If Pinocchio’s nose growth was actually a “thing”, and people had to pay for lying online… what would our world look like?
Don’t believe everything you find on the internet. . . We’ve heard this line 1000 times. Yet, as we reach for our phones day after day, before opening both eyes each morning, it amazes me how so many of us consume what we are reading, without stopping to question the validity of it.
Since the majority of my time is spent reading peer reviewed journals and textbooks and keeping my 2 and 5 year olds active these days, I don’t take much time to do additional reading these days. The extent of my media consumption comes from Facebook, Twitter and the 2 quick minutes of Z99 that I hear on my 4 minute drive (which I love!!) to and from work each day.
Let’s just say, I’m a bit out of the media loop these days. I somehow managed to avoid hearing about the ferries in Mexico that had been blown up, until just last week. I am literally living in a grad class bubble at the moment…
Occasionally, I take the time to numb out before bed and first thing in the morning though and I do take in a bit of Facebook and now Twitter, thanks to this class. I check Facebook out of habit. Like Amy, I began using Facebook as a social lifeline. However, the world of Facebook has drastically changed over time and there is no longer such a strong focus on staying connected, but rather a flood of news (fake and real), advertising, and social protests that range in things I agree with to strongly oppose. The advertising really gets me though. All too often, people I love dearly fall into the reoccurring “share” traps. They receive fake promises of gift cards, discounts, and other goodies, and the “shares” go wild. I always have to stop and chuckle… Thankfully, I can see through those hoaxes fairly easily.

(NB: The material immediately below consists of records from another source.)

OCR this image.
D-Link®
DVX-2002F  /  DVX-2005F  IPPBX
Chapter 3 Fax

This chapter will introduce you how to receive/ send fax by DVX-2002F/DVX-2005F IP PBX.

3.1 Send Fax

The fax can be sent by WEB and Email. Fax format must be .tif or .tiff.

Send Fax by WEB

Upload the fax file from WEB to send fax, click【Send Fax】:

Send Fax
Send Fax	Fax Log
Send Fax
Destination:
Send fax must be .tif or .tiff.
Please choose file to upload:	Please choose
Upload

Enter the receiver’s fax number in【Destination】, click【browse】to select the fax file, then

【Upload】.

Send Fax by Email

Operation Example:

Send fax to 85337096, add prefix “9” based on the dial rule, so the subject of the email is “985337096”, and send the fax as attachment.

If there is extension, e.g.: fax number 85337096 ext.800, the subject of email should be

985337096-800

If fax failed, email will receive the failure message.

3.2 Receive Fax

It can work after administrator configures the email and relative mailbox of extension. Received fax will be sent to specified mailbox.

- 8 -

The majority of news articles that I read these days are often linked in a post on Facebook or Twitter. For the most part, I tend to find the quality of literature, or at least the decomposition of inaccurate articles linked on Twitter to be much more educative. This likely has to do with the fact that the people that I am connected with on Twitter have mainly resulted from this class… so the articles and links they are posting, share the same purpose that I have. To educate and to scrutinize what we are reading.
On facebook, I interact with a wide variety of people however, and this results in a wide variety of information coming my way when I logon. There have been times when I have had a hunch that something sounds too good to be true, or something just doesn’t sit right. In these instances, I have googled the article post names followed by the word “hoax” and usually confirm my suspicions. However, I have learned through this class that there are a few go-to places that I can use as resources when I am not ready to believe new information on first glance. Factscan, canadafactcheck, Snopes, and Politifact are just a few great sources that can be accessed when checking the validity of what I am reading.

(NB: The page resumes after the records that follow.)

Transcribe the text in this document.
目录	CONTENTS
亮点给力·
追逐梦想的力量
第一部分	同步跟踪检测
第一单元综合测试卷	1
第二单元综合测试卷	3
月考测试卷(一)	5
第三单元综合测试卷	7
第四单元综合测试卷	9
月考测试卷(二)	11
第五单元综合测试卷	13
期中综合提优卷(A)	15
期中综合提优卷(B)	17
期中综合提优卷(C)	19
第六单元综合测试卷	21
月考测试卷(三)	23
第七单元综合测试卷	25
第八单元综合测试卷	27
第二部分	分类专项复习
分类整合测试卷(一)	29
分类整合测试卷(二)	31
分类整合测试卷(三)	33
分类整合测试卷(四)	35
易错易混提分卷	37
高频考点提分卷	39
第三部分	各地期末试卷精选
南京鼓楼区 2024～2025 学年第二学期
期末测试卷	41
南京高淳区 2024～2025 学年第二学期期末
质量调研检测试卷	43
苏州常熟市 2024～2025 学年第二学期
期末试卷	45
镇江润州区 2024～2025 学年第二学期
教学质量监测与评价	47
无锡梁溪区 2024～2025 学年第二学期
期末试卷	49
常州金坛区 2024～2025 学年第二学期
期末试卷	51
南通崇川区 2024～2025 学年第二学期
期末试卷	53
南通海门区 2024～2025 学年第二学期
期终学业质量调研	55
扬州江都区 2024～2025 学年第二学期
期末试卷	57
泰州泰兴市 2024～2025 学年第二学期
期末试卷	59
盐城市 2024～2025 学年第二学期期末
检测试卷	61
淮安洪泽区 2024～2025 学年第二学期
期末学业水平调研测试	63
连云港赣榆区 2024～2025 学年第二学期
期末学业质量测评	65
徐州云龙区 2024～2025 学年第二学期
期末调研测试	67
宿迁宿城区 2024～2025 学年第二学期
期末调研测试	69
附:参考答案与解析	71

For me, I think growing up as a criminal defense lawyer’s daughter has given me an innate ability to sniff out the fluff. I have had real luck attracting fraudulent promises on Kijiji while trying to rent out my house in Calgary in the past…. For example, after several emails back and forth for a rental request that seemed FANTASTIC, I woke up in the middle of the night and thought “something smells fishy”! I opened my computer and googled a line of the email the potential renter had written and low and behold, I was right in the middle of a first class scam that was about to land me in the danger zone. I didn’t really have the skills that I needed to be renting out a property online… I surely was not media literate in this area…. but thanks to my spidey-senses, I caught on before getting myself into a hot mess. The man had even sent me a variety of photographs of himself, his wife, his grandparents, and children… MAN! If only I knew then, what I knew now… I wouldn’t have needed my intuition to guide me. I just would have known better! I’ve been sure to smell out the phony baloney in Kijiji interactions ever since!

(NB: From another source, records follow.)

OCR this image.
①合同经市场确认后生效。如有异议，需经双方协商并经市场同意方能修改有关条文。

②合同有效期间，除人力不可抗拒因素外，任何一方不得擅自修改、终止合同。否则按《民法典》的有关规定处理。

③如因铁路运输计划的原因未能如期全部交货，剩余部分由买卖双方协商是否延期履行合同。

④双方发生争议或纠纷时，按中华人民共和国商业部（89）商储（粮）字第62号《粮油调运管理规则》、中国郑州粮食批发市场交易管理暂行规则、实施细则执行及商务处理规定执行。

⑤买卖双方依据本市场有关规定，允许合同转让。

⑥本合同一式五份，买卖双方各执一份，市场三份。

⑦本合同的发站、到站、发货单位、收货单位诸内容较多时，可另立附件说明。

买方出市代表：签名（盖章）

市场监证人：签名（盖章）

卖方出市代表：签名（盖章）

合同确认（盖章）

Anyways, back to fake news. It is everywhere. And it is easy to believe it all if you don’t know any better. You also attract what comes your way online. Filter bubbles, as explained by Eli Pariser definitely impact the news, advertisement, posts and search results that we interact with online. Being aware of cookies, and malware, will definitely help in securing your privacy and security online… but I feel that further understanding in how this process works an how I protect myself, would certainly be of benefit.
So, I suppose my feet are wet, and I’ve jumped into the media world unknowingly. However, I am reacting to the need to educate myself at a faster pace than I started out with. Through engaging in courses like ECI832 and ECI830, I have found ways that have helped me to become more media literate and online aware. I believe that I still have a long way to go, but for now, at least I’m keeping my head afloat!